「透かし見る袋の中の小さき梨すき間をうめつつ秋を待ちおり」(桐子さん2002/07/22)
添え書きでなるほど、です。つまり、まだ小さい梨の実が袋で包まれていて、それが日光に透けて見えており、あとは想像で、実が大きくなるにつれ、袋と梨の間の隙間が埋められて行くだろうという発想ですね。捉えどころに妙がありますが、少し理屈っぽいかな。
結句の「おり」ですが、もともと文語の「をり」で、これを口語的に「おり」としたものなのでしょうが、これは文語でもなく、口語新仮名でもない、中途半端な語です。口語にしたければ「いる」とすればいいわけですから、まさに変な日本語の一つ。この語は現代短歌世界に氾濫していて、困ったものだと思っています。
添削:
「日に透ける袋の中の小(ち)さき梨育つがほどに袋を満たす」 (桐子)
「川岸の鳥のさえずり聞きおれば雲のたれたる朝も清しき」(由里さん2002/07/04)

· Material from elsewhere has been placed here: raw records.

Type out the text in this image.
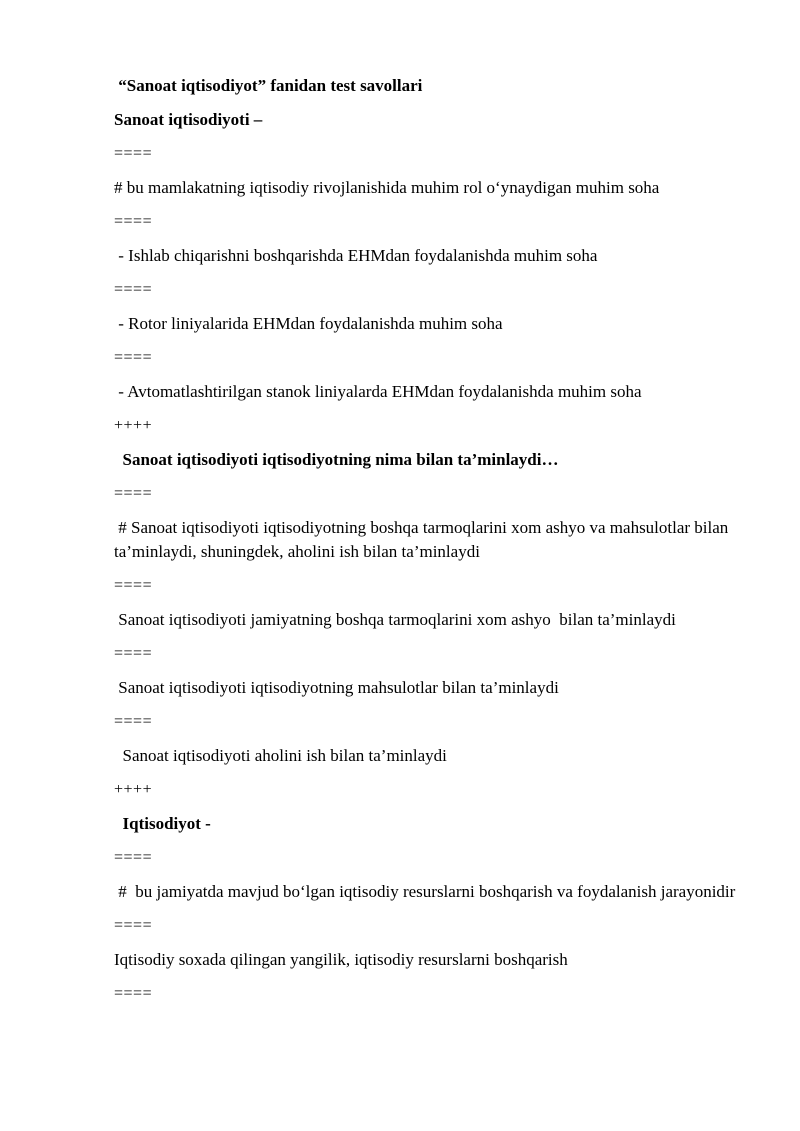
“Sanoat iqtisodiyot” fanidan test savollari

Sanoat iqtisodiyoti –

====

# bu mamlakatning iqtisodiy rivojlanishida muhim rol o‘ynaydigan muhim soha

====

- Ishlab chiqarishni boshqarishda EHMdan foydalanishda muhim soha

====

- Rotor liniyalarida EHMdan foydalanishda muhim soha

====

- Avtomatlashtirilgan stanok liniyalarda EHMdan foydalanishda muhim soha

++++

Sanoat iqtisodiyoti iqtisodiyotning nima bilan ta’minlaydi…

====

# Sanoat iqtisodiyoti iqtisodiyotning boshqa tarmoqlarini xom ashyo va mahsulotlar bilan ta’minlaydi, shuningdek, aholini ish bilan ta’minlaydi

====

Sanoat iqtisodiyoti jamiyatning boshqa tarmoqlarini xom ashyo  bilan ta’minlaydi

====

Sanoat iqtisodiyoti iqtisodiyotning mahsulotlar bilan ta’minlaydi

====

Sanoat iqtisodiyoti aholini ish bilan ta’minlaydi

++++

Iqtisodiyot -

====

#  bu jamiyatda mavjud bo‘lgan iqtisodiy resurslarni boshqarish va foydalanish jarayonidir

====

Iqtisodiy soxada qilingan yangilik, iqtisodiy resurslarni boshqarish

====
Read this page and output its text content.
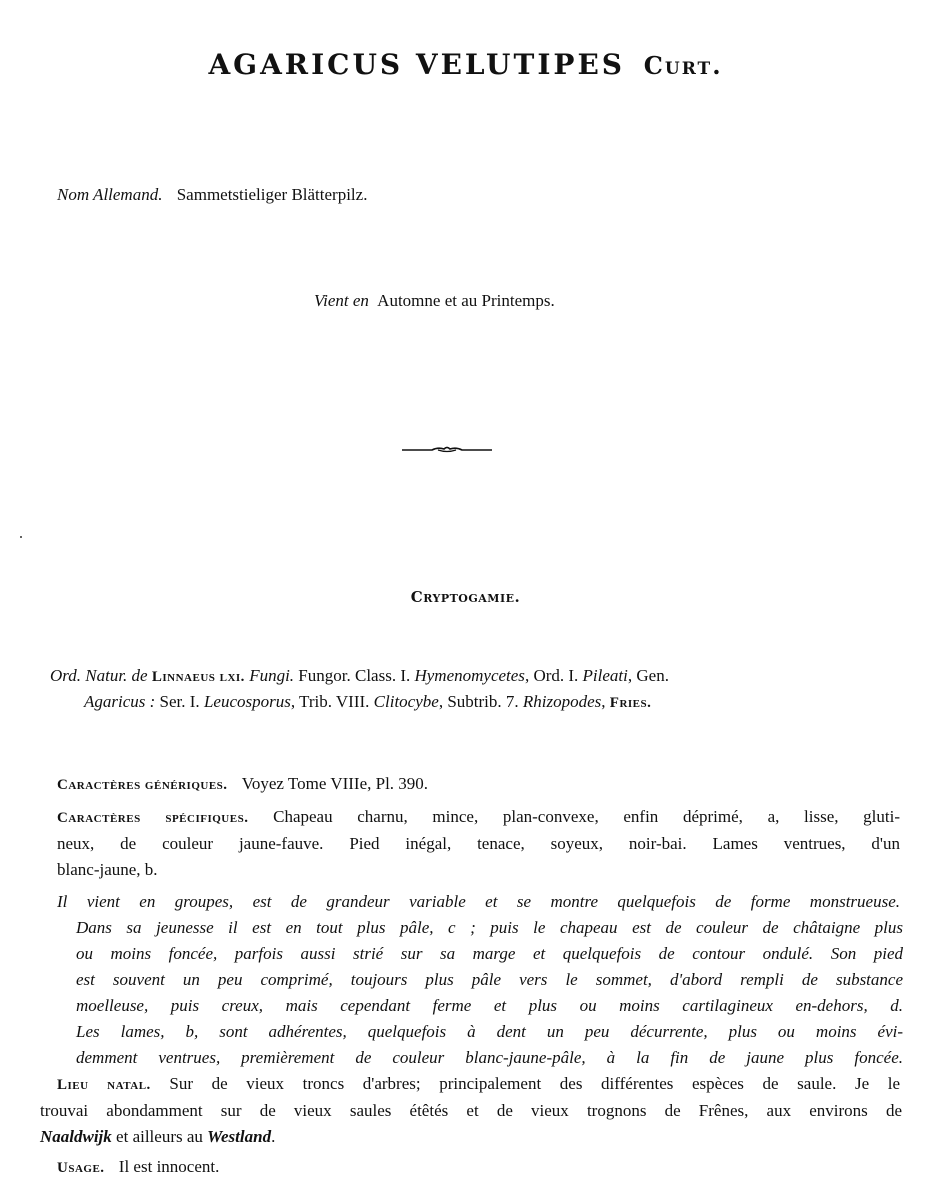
AGARICUS VELUTIPES Curt.
Nom Allemand. Sammetstieliger Blätterpilz.
Vient en Automne et au Printemps.
Cryptogamie.
Ord. Natur. de Linnaeus lxi. Fungi. Fungor. Class. I. Hymenomycetes, Ord. I. Pileati, Gen.
Agaricus : Ser. I. Leucosporus, Trib. VIII. Clitocybe, Subtrib. 7. Rhizopodes, Fries.
Caractères génériques. Voyez Tome VIIIe, Pl. 390.
Caractères spécifiques. Chapeau charnu, mince, plan-convexe, enfin déprimé, a, lisse, gluti-
neux, de couleur jaune-fauve. Pied inégal, tenace, soyeux, noir-bai. Lames ventrues, d'un
blanc-jaune, b.
Il vient en groupes, est de grandeur variable et se montre quelquefois de forme monstrueuse.
Dans sa jeunesse il est en tout plus pâle, c ; puis le chapeau est de couleur de châtaigne plus
ou moins foncée, parfois aussi strié sur sa marge et quelquefois de contour ondulé. Son pied
est souvent un peu comprimé, toujours plus pâle vers le sommet, d'abord rempli de substance
moelleuse, puis creux, mais cependant ferme et plus ou moins cartilagineux en-dehors, d.
Les lames, b, sont adhérentes, quelquefois à dent un peu décurrente, plus ou moins évi-
demment ventrues, premièrement de couleur blanc-jaune-pâle, à la fin de jaune plus foncée.
Lieu natal. Sur de vieux troncs d'arbres; principalement des différentes espèces de saule. Je le
trouvai abondamment sur de vieux saules étêtés et de vieux trognons de Frênes, aux environs de
Naaldwijk et ailleurs au Westland.
Usage. Il est innocent.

この時期に鶯の声が聞こえるなど、こちらでは考えられません。いいところにお住まいですね。もちろん、ちょっと山手まで出向けば、夏でも鶯が鳴いていますが。。。いい環境ですから、いい歌も生まれ易いですね。まさに清々しい歌です。結句は「清けし」または「清明けし」(さやけし)がいいでしょう。「清々しい」はあっても「清しい」は本来ないわけですので。(「清し女」(すがしめ)という名詞があり、「すがすがしい女」のことで、つまり「すがすがしき女」を縮めたもの。ただ単独の形容詞「すがし」はないのです。)
この歌、全体としてはほとんどこのままでいいですね。
添削:
「川岸の鳥のさへずり聞きをれば雲のたれたる朝も清けし」(由里)
※試しにパソコンのキーボードで すがすがしい と打って変換すると 清々しい(清清しい)と変換されますが すがしい と打って打って変換しても 変換されませんね。
「歌ひとつ詠みたき梅雨の昼下がりよみきれぬまま何時かまどろむ」(桐子さん2002年7月3日)
前作に続いてこれもうまい。確かにこの歌では「ひとつ」がいいですね。歌というものがよく解ってきましたね。「よみきれぬまま」の「よみ」は漢字がいいでしょう。「詠みきれぬまま」。行為をはっきりさせるには漢字がいいですから。前に同じ文字がありますが、気にならないし、むしろそれを受けたことがはっきりしていいです。文字の重複という問題も、普遍的規則にはならず、個々の短歌で考えるしかありません。
添削
「歌ひとつ詠みたき雨の昼下がり詠みきれぬまま何時かまどろむ」 (桐子)
(この場合「梅雨」はちょっとくどい感じを与えます。「雨」でいいですね。そうすれば、梅雨時という特定の季節の枠も外れて歌が生きるという利点も生じます。一般には、時、時期や場所などを具体的に入れて、読者に歌の焦点を与える効果が出ますが、それがいつも成功するという普遍則はないのです。やはり個々の歌で考えるしかありません。)